A l’approche des élections, a fortiori présidentielles, chaque candidat est sommé de se prononcer sur tous les sujets. Marine Le Pen n’échappe pas à la règle. En mars dernier, interrogée sur la vénerie lors d’une conférence de presse, elle s’est lancée dans un piètre numéro d’équilibriste qui montre que la figure de proue du RN s’efforce dorénavant de séduire l’électorat animaliste, tout en essayant de ne pas trop se mettre à dos le monde de la chasse. Pari risqué, car résoudre la quadrature du cercle demande un minimum de préparation…

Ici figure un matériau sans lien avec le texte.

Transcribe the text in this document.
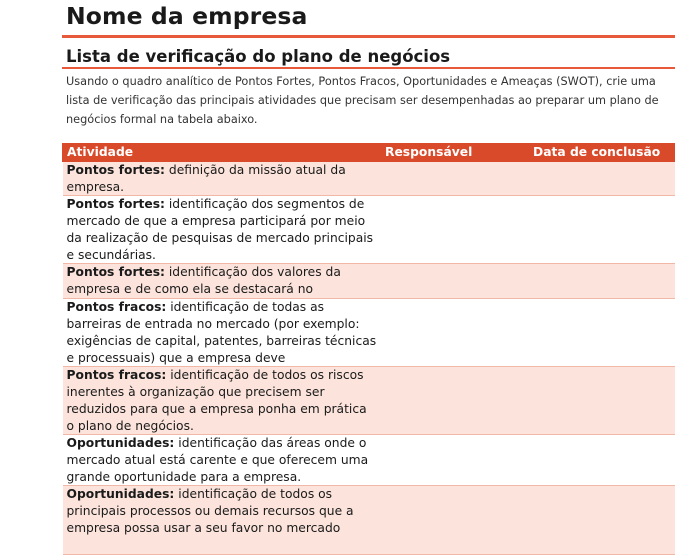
Nome da empresa
Lista de verificação do plano de negócios

Usando o quadro analítico de Pontos Fortes, Pontos Fracos, Oportunidades e Ameaças (SWOT), crie uma lista de verificação das principais atividades que precisam ser desempenhadas ao preparar um plano de negócios formal na tabela abaixo.

Atividade	Responsável	Data de conclusão

Pontos fortes: definição da missão atual da empresa.		

Pontos fortes: identificação dos segmentos de mercado de que a empresa participará por meio da realização de pesquisas de mercado principais e secundárias.		

Pontos fortes: identificação dos valores da empresa e de como ela se destacará no		

Pontos fracos: identificação de todas as barreiras de entrada no mercado (por exemplo: exigências de capital, patentes, barreiras técnicas e processuais) que a empresa deve		

Pontos fracos: identificação de todos os riscos inerentes à organização que precisem ser reduzidos para que a empresa ponha em prática o plano de negócios.		

Oportunidades: identificação das áreas onde o mercado atual está carente e que oferecem uma grande oportunidade para a empresa.		

Oportunidades: identificação de todos os principais processos ou demais recursos que a empresa possa usar a seu favor no mercado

« À titre personnel, je suis contre [la chasse à courre], a-t-elle déclaré. Un certain nombre de chasses n’arrivent plus à être admises par une majorité de Français, parce qu’elles expriment une cruauté qui n’est pas nécessaire ; elles relèvent certes de traditions […], mais qui heurtent l’attachement à la protection animale. » ‘‘Un certain nombre de chasses’’ : combien, lesquelles ? ‘‘Une cruauté qui n’est pas nécessaire’’ : c’est-à-dire ? Faut-il comprendre qu’il en existe une… ‘‘nécessaire’’ ? Poursuivons : « Mais je ne suis pas opposée à la chasse traditionnelle […], car c’est le moyen d’avoir une maîtrise de l’ensemble du territoire, une maîtrise aussi de la biodiversité. On sait que le développement anarchique d’espèces peut nuire à des centaines d’autres espèces […]. Donc, il m’apparaît que le combat contre la chasse de manière globale qui est effectué aujourd’hui l’est sur des fondements […] injustes. » Mais qu’est-ce donc que la vénerie, sinon une « chasse traditionnelle » ? Bien plus : qu’est-ce qu’une chasse qui ne serait pas « traditionnelle » ?

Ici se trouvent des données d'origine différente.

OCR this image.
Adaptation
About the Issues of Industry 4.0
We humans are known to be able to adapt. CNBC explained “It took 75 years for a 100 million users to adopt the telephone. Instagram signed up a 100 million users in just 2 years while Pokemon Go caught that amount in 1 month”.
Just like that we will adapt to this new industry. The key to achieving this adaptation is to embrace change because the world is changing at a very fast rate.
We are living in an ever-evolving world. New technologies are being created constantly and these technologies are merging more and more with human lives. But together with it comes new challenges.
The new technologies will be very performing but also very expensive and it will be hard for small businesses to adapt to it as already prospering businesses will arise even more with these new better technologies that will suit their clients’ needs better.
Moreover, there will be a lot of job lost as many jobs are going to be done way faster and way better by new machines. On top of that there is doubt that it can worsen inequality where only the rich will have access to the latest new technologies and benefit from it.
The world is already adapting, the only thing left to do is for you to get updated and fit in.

Par ailleurs, point important, Marine Le Pen défend ici la chasse sous les deux seuls aspects suivants : d’une part, la « présence » qu’elle induit dans les territoires, et, d’autre part, son utilité pour la biodiversité, c’est-à-dire la chasse de régulation, dont nous avons à maintes reprises expliqué qu’elle n’est qu’une conséquence de la chasse passion ou culture, en aucun cas la cause. Au vrai, Marine Le Pen tient là un discours proche de celui de certains chasseurs qui répètent à l’envi que la chasse est légitime parce qu’utile. Quand elle ne le sera plus – et c’est envisageable à moyen ou long terme –, nous n’aurons plus qu’à ranger fusils, arcs et autres carabines. Ne parlons même pas de la vénerie, de la fauconnerie, des chasses de petits gibiers en général : relevant d’une cruauté non nécessaire, elles deviendraient alors indéfendables. Outre le possible opportunisme dont Marine Le Pen fait preuve en se saisissant des questions relatives à la ‘‘maltraitance animale’’, un opportunisme d’ailleurs sujet à caution, et outre les contradictions de son discours sur la vénerie – les chasseurs ne doivent-ils pas, désormais, cesser de prêter le flanc à leurs adversaires en se réduisant eux-mêmes à des agents au service du pays ? Au reste, en remettant en cause les modes de vie traditionnels attachés à la diversité des pratiques cynégétiques – pour leur substituer l’idée de la chasse conçue comme fonction –, la présidente du RN ne cherche-t-elle pas à détruire un pan entier du patrimoine culturel français, exactement comme tentent de le faire un Jean-Luc Mélenchon ou un Yannick Jadot ? Y a-t-il, sur ce point, une réelle convergence idéologique, où est-ce seulement l’occasion, pour les uns et les autres, de tirer impunément et à peu de frais sur une cible idéale – les chasseurs ?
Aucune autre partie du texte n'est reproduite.